Читаем Правила вежливости полностью

Почему же я решила, что Тинкер непременно должен был уехать далеко-далеко? Наверное, потому что, как мне казалось, все эти тревожащие душу пейзажи в произведениях Джека Лондона, Стивенсона и Купера с детства находили отклик в его романтической чувствительной душе. Но когда Хэнк сказал, что Тинкер все это время был в Нью-Йорке, мне стало ясно: я рисовала себе его странствия в дальних краях просто потому, что так мне было проще принять его стремление уйти. Ну, как если бы он просто решил в одиночку странствовать по диким местам.

Так что эту новость я приняла со смешанными чувствами. Представляя себе, как Тинкер бродит среди множества других людей по Манхэттену, будучи бедняком во всех отношениях кроме духа, я испытывала сожаление и зависть; но еще и капельку гордости; а также капельку надежды.

Разве со временем наши пути не должны пересечься? Ведь при всей царящей здесь неразберихе и многочисленных случайностях Манхэттен имеет всего каких-то десять миль в длину и одну-две мили в ширину.

Так что в последующие дни я особенно внимательно смотрела вокруг. Я во все глаза высматривала знакомую фигуру Тинкера на перекрестках и в кофейнях. Я представляла себе, как, вернувшись домой, увижу в окно, как он неожиданно возникает в дверном проеме дома напротив.
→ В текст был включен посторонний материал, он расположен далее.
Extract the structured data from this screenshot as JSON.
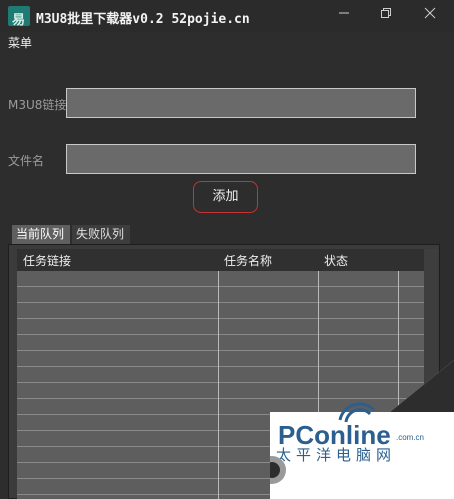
{
  "window": {
    "title": "M3U8批里下载器v0.2 52pojie.cn",
    "app_icon_glyph": "易"
  },
  "menu": {
    "label": "菜单"
  },
  "form": {
    "url_label": "M3U8链接",
    "url_value": "",
    "name_label": "文件名",
    "name_value": "",
    "add_button": "添加"
  },
  "tabs": [
    {
      "label": "当前队列",
      "active": true
    },
    {
      "label": "失败队列",
      "active": false
    }
  ],
  "table": {
    "columns": [
      "任务链接",
      "任务名称",
      "状态"
    ],
    "rows": []
  },
  "watermark": {
    "brand": "PConline",
    "domain": ".com.cn",
    "tagline": "太平洋电脑网"
  },
  "colors": {
    "background": "#2d2d2d",
    "input_bg": "#6a6a6a",
    "button_border": "#c43434",
    "table_bg": "#5e5e5e",
    "watermark_bg": "#2a5f8f"
  }
}
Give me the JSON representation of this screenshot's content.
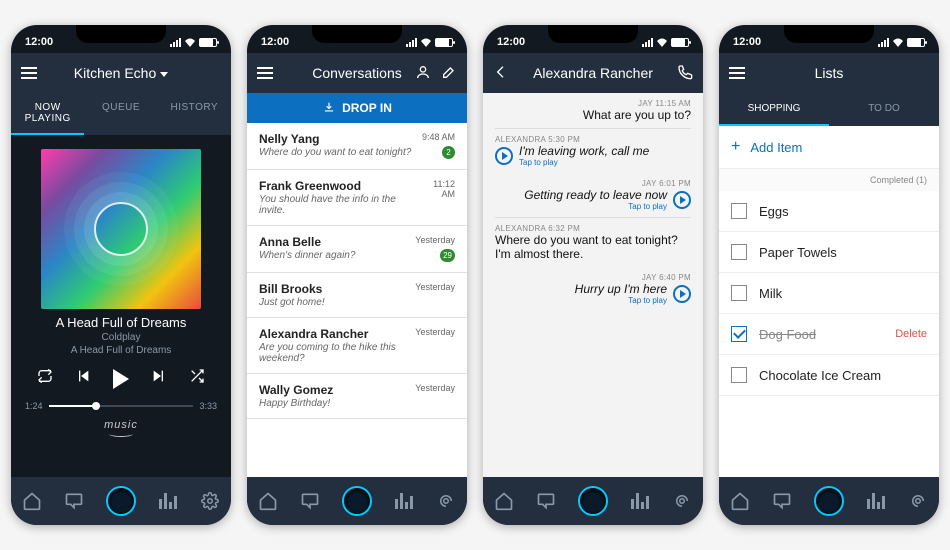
{
  "status": {
    "time": "12:00"
  },
  "phone1": {
    "device": "Kitchen Echo",
    "tabs": [
      "NOW PLAYING",
      "QUEUE",
      "HISTORY"
    ],
    "track_title": "A Head Full of Dreams",
    "track_artist": "Coldplay",
    "track_album": "A Head Full of Dreams",
    "time_elapsed": "1:24",
    "time_total": "3:33",
    "music_brand": "music"
  },
  "phone2": {
    "title": "Conversations",
    "dropin": "DROP IN",
    "items": [
      {
        "name": "Nelly Yang",
        "preview": "Where do you want to eat tonight?",
        "time": "9:48 AM",
        "badge": "2"
      },
      {
        "name": "Frank Greenwood",
        "preview": "You should have the info in the invite.",
        "time": "11:12 AM",
        "badge": ""
      },
      {
        "name": "Anna Belle",
        "preview": "When's dinner again?",
        "time": "Yesterday",
        "badge": "29"
      },
      {
        "name": "Bill Brooks",
        "preview": "Just got home!",
        "time": "Yesterday",
        "badge": ""
      },
      {
        "name": "Alexandra Rancher",
        "preview": "Are you coming to the hike this weekend?",
        "time": "Yesterday",
        "badge": ""
      },
      {
        "name": "Wally Gomez",
        "preview": "Happy Birthday!",
        "time": "Yesterday",
        "badge": ""
      }
    ]
  },
  "phone3": {
    "title": "Alexandra Rancher",
    "tap_label": "Tap to play",
    "msgs": {
      "m1_meta": "JAY   11:15 AM",
      "m1_txt": "What are you up to?",
      "m2_meta": "ALEXANDRA   5:30 PM",
      "m2_txt": "I'm leaving work, call me",
      "m3_meta": "JAY   6:01 PM",
      "m3_txt": "Getting ready to leave now",
      "m4_meta": "ALEXANDRA   6:32 PM",
      "m4_txt1": "Where do you want to eat tonight?",
      "m4_txt2": "I'm almost there.",
      "m5_meta": "JAY   6:40 PM",
      "m5_txt": "Hurry up I'm here"
    }
  },
  "phone4": {
    "title": "Lists",
    "tabs": [
      "SHOPPING",
      "TO DO"
    ],
    "add_label": "Add Item",
    "completed_label": "Completed (1)",
    "items": [
      {
        "label": "Eggs",
        "checked": false
      },
      {
        "label": "Paper Towels",
        "checked": false
      },
      {
        "label": "Milk",
        "checked": false
      },
      {
        "label": "Dog Food",
        "checked": true,
        "delete": "Delete"
      },
      {
        "label": "Chocolate Ice Cream",
        "checked": false
      }
    ]
  }
}
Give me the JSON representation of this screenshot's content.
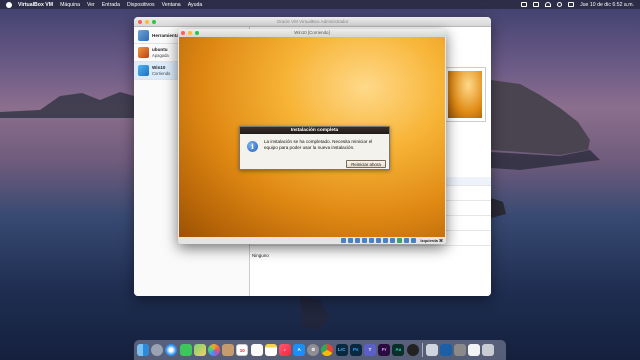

Но время шло, недели превращались в месяцы, месяцы в годы, и ощущение предначертанной встречи все слабело, и я постепенно перестала ждать и надеяться, что случайно увижу его в толпе. Моя собственная жизнь, влекомая бурным течением амбиций и свершений, как бы откладывала самое главное на потом, а на самом деле отдавала это на милость забвения – и так продолжалось, пока уже в 1966 году я не наткнулась на портрет Тинкера в Музее современного искусства.

* * *

Выйдя из музея, мы с Вэлом взяли такси и вернулись к себе, на Пятую авеню. Повар оставил нам на плите скромный ужин, мы его подогрели, открыли бутылку бордо, да так и поели, стоя на кухне.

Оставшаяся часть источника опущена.